Background on my question: @Awenshi's comment in https://mathoverflow.net/questions/6870/why-is-an-elliptic-curve-a-group
 A: The idea is to prove that the map that you defined above (called the Abel-Jacobi map) $$\begin{align*}
  J \colon E(k) &\to \mathrm{Pic}^0(E)\\
  P &\mapsto (P)-(O)
\end{align*}$$ 
is a bijection, where $\mathrm{Pic}^0(E)$ is the subgroup of $\mathrm{Pic}(E)$ of elements of degree $0$. Then the group law of $E(k)$ will be the one that makes the map above an isomorphism of groups.
Remarks: In this context $\mathrm{Pic}(E)$ is just another notation for $\mathrm{Cl}(E)$. As $k$ may not be algebraically closed we have to recall that the degree of $D=\sum_{p\in E}n_p(P)$ is given by $\deg(D)=\sum_{p\in E}n_p[k(p):k]$ so we have $P\in E(k)$ if and only if $deg(P)=1$.


*

*Injectivity of the map came from the fact that if
$(P)-(Q)=\text{div}(f)$ then by replacing $D=(Q)$ on Riemann-Roch we
get $h^0(Q)=2-g=1$ and hence $f\in H^0(E,Q)$ must be constant. 
Over an algebraically closed field you can also proceed without R-R as here.

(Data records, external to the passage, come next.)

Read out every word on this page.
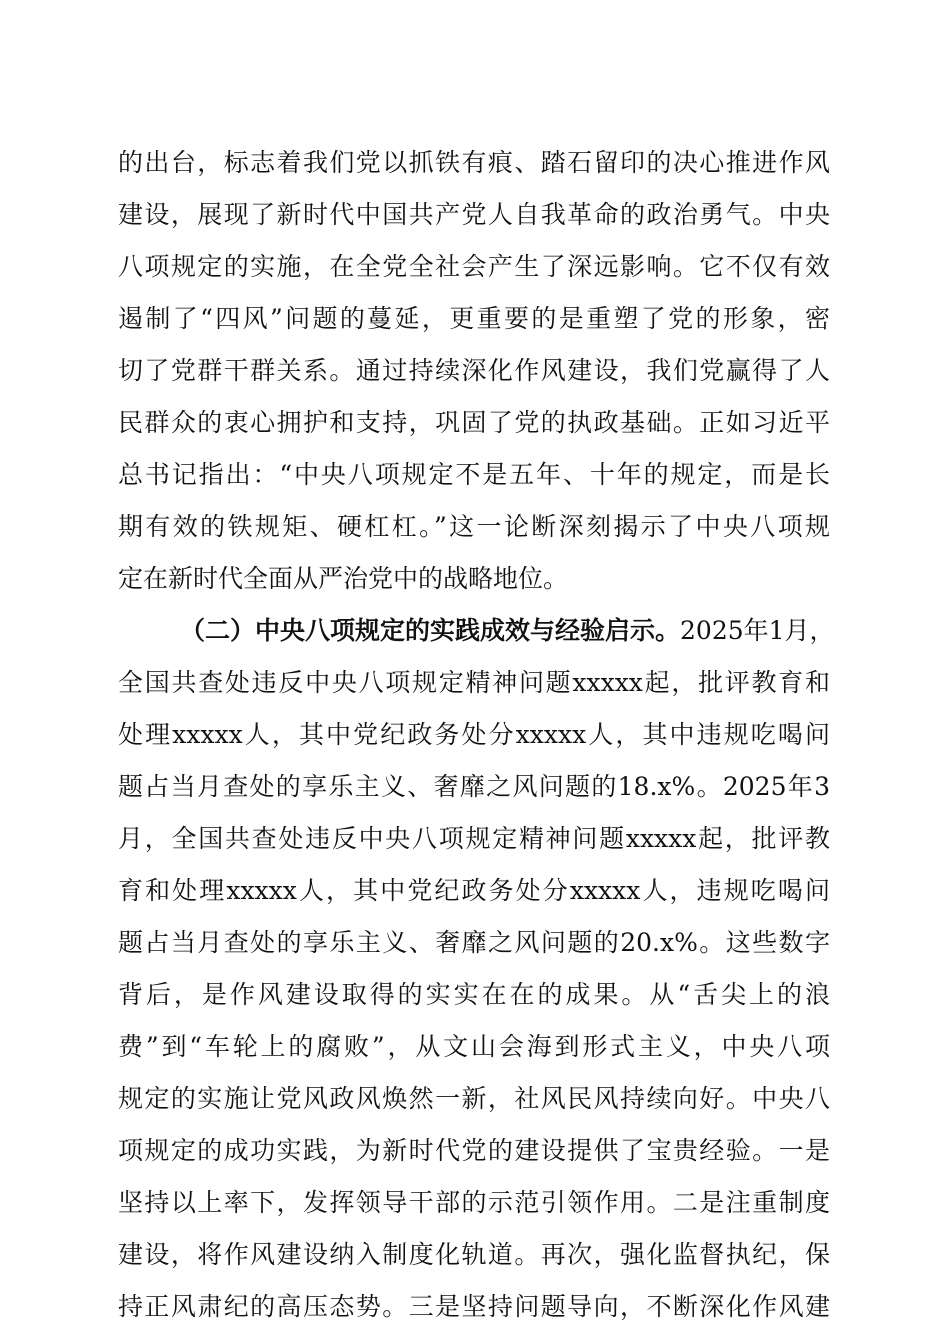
的出台，标志着我们党以抓铁有痕、踏石留印的决心推进作风
建设，展现了新时代中国共产党人自我革命的政治勇气。中央
八项规定的实施，在全党全社会产生了深远影响。它不仅有效
遏制了“四风”问题的蔓延，更重要的是重塑了党的形象，密
切了党群干群关系。通过持续深化作风建设，我们党赢得了人
民群众的衷心拥护和支持，巩固了党的执政基础。正如习近平
总书记指出：“中央八项规定不是五年、十年的规定，而是长
期有效的铁规矩、硬杠杠。”这一论断深刻揭示了中央八项规
定在新时代全面从严治党中的战略地位。
（二）中央八项规定的实践成效与经验启示。2025年1月，
全国共查处违反中央八项规定精神问题xxxxx起，批评教育和
处理xxxxx人，其中党纪政务处分xxxxx人，其中违规吃喝问
题占当月查处的享乐主义、奢靡之风问题的18.x%。2025年3
月，全国共查处违反中央八项规定精神问题xxxxx起，批评教
育和处理xxxxx人，其中党纪政务处分xxxxx人，违规吃喝问
题占当月查处的享乐主义、奢靡之风问题的20.x%。这些数字
背后，是作风建设取得的实实在在的成果。从“舌尖上的浪
费”到“车轮上的腐败”，从文山会海到形式主义，中央八项
规定的实施让党风政风焕然一新，社风民风持续向好。中央八
项规定的成功实践，为新时代党的建设提供了宝贵经验。一是
坚持以上率下，发挥领导干部的示范引领作用。二是注重制度
建设，将作风建设纳入制度化轨道。再次，强化监督执纪，保
持正风肃纪的高压态势。三是坚持问题导向，不断深化作风建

*Surjectivity came from the fact that if $D\in \mathrm{Div}^0(E)$ then by R-R we have $h^0(D+(O))=1$ so if  $f\in H^0(E,D+(O))$ is not constant we have $\text{div}(f)=-D-(O)+(P)$ for some $P$. As $\deg(D)=\deg(\mathrm{div}(f))=0$ we get $\deg(P)=\deg(O)=1$ hence $P\in E(k)$ and then $$P\mapsto (P)-(O)\sim D$$
Now to prove that this group law $\oplus$ coincides with the geometric group law (the one defined with lines) when $E$ is given by a Weierstrass equation $$E:Y^2Z=4X^3-aX^2-bZ^3$$ it's enough to notice that $P\oplus Q\oplus R = O$
$\iff$ $P,Q,R$ are coolinear $\iff$ there is a degree one homogeneous polynomial $F(X,Y,Z)$ with $V(F)=\{P,Q,R\}$ $\iff$ $\mathrm{div}(\frac{F}{Z})=(P)+(Q)+(R)-3(O)$
(notice that the intersection multiplicity between $V(Z)$ and $E$ is $3$, hence the $3(O)$ term) $\iff$ $P+Q+R=O$ with the addition descrived above. Notice that all the above its true when the set $\{P,Q,R\}$ degenerates with tangencies.
A: Do you know that for an elliptic curve $K$ is the zero divisor? That is, $K=\mathcal{O}_E$? If you knew this, RR implies $l(D)\geq 3$ first. Thus $D$ is an effective divisor of degree 3 and thus $l(K-D)=l(-D)=0$, since negative degree divisor can not be effective. Then, you have $l(D)=3$, which is what you want.
I do not understand your statement `so it suffices to show $l(D)-l(K-D)=3$', but isn't that what RR says, since $\deg D=3$?